Though its title has become a platitude, All’s Well That Ends Well remains one of Shakespeare’s lesser-known plays.
This ‘problem play’ charts doctor’s daughter Helena’s attempts to win her childhood friend Count Bertram in marriage after he rejects her due to her lack of noble birth.
Tom Littler’s accessible, streamlined production is performed by a cast of six with the necessary doubling and tripling. Littler imbues the production with an angsty vibe that doesn’t fully mine the highs and lows of the odd story.

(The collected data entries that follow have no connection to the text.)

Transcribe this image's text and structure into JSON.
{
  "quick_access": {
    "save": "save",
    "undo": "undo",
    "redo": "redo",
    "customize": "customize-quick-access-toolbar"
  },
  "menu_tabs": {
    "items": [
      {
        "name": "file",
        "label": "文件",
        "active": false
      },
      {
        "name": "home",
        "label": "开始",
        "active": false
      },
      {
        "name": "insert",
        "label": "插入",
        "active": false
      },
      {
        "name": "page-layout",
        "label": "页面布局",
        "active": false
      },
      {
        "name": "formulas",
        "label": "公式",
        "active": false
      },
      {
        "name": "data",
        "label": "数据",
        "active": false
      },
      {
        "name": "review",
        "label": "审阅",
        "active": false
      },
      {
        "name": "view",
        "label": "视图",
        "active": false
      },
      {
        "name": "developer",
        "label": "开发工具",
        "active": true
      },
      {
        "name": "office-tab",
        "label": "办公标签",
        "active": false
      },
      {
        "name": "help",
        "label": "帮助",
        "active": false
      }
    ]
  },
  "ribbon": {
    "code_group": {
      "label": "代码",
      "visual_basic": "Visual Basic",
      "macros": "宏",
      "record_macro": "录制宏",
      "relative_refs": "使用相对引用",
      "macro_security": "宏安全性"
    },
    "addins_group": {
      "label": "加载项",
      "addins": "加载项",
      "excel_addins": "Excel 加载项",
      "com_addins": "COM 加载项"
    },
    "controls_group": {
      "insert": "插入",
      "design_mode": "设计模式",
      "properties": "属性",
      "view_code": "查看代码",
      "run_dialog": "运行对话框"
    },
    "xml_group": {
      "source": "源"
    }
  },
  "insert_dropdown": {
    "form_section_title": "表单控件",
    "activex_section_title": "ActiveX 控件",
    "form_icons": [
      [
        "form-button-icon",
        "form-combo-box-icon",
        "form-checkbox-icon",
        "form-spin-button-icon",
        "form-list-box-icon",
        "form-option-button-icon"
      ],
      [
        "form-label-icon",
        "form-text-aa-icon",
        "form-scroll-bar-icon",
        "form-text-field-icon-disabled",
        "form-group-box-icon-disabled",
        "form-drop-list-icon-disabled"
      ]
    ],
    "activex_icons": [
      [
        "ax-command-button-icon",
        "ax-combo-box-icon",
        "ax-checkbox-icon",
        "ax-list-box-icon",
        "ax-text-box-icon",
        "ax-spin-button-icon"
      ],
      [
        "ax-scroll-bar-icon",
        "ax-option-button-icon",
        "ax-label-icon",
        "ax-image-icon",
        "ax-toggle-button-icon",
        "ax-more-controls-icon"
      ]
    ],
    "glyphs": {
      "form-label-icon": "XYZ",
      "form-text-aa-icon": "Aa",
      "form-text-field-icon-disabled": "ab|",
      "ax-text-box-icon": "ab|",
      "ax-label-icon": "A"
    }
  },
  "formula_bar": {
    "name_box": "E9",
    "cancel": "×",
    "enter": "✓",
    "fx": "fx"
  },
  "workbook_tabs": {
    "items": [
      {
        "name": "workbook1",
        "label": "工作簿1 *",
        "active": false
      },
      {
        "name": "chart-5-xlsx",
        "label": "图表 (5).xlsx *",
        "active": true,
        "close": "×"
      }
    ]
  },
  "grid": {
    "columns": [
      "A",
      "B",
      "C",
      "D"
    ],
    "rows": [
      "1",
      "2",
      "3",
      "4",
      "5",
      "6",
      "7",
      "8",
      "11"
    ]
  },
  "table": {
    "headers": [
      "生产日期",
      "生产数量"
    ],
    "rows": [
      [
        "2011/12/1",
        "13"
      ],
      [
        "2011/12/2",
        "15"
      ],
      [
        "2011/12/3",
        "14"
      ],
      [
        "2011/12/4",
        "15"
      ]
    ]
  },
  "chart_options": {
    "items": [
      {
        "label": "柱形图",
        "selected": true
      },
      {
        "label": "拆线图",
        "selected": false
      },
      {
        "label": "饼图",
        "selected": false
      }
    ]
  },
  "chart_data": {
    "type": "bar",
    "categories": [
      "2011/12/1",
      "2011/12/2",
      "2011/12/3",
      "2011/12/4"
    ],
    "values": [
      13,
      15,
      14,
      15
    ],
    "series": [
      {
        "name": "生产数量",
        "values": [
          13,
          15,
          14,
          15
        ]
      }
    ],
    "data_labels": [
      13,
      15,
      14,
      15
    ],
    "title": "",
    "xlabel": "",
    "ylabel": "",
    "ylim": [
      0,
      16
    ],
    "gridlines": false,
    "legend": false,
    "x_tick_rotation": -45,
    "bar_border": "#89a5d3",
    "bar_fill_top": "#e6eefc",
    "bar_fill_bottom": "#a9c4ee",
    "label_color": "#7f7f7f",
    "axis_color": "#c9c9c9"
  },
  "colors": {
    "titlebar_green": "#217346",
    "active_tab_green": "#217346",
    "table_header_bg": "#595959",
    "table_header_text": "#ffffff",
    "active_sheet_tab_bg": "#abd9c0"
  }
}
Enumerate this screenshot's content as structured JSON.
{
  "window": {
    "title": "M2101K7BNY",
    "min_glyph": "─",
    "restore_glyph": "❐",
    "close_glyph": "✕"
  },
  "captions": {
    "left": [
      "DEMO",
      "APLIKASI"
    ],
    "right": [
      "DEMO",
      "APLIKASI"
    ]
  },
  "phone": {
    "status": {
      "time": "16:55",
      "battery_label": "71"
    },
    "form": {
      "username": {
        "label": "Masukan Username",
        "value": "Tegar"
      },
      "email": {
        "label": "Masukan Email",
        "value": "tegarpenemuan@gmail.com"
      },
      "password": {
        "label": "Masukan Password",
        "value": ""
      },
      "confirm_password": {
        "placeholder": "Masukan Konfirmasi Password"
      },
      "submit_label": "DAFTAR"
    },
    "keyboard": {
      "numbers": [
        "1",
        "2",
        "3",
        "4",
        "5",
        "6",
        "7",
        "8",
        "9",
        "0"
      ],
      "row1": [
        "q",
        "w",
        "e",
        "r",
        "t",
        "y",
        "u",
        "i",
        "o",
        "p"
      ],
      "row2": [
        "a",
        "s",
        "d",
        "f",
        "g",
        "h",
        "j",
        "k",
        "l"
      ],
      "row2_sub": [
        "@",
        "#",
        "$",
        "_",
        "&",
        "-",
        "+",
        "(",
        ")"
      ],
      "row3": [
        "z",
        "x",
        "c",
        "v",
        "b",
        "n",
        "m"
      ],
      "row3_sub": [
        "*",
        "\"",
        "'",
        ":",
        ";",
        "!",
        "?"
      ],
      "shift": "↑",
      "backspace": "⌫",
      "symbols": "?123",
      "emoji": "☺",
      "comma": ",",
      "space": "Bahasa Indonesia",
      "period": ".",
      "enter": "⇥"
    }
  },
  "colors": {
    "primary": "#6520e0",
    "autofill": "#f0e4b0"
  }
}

The setting appears to be the present day; there’s a nostalgic 1970s folk-rock soundtrack and the play takes place in a rather odd room made of boxes. Twin pianos showcase the talents of multi-tasking actor-musicians Stefan Bednarczyk and Ceri-Lyn Cissone but at times it feels as if the music is overpowering the language.
Miranda Foster plays a trio of senior ladies with great style – she’s particularly good as the caring Countess of Roussillion. Gavin Fowler makes the handsome Bertram into a spoiled individual who is capable of growth, as he rejects his friendship with the louche Parrolles (Robert Mountford).
The character of Helena is granted an unusual amount of control over her narrative for a Shakespearean heroine. Hannah Morrish has a beautifully natural way with the language in the role and gives a compelling performance as a young woman who is struggling to find her place in the world and yet knows exactly what she wants.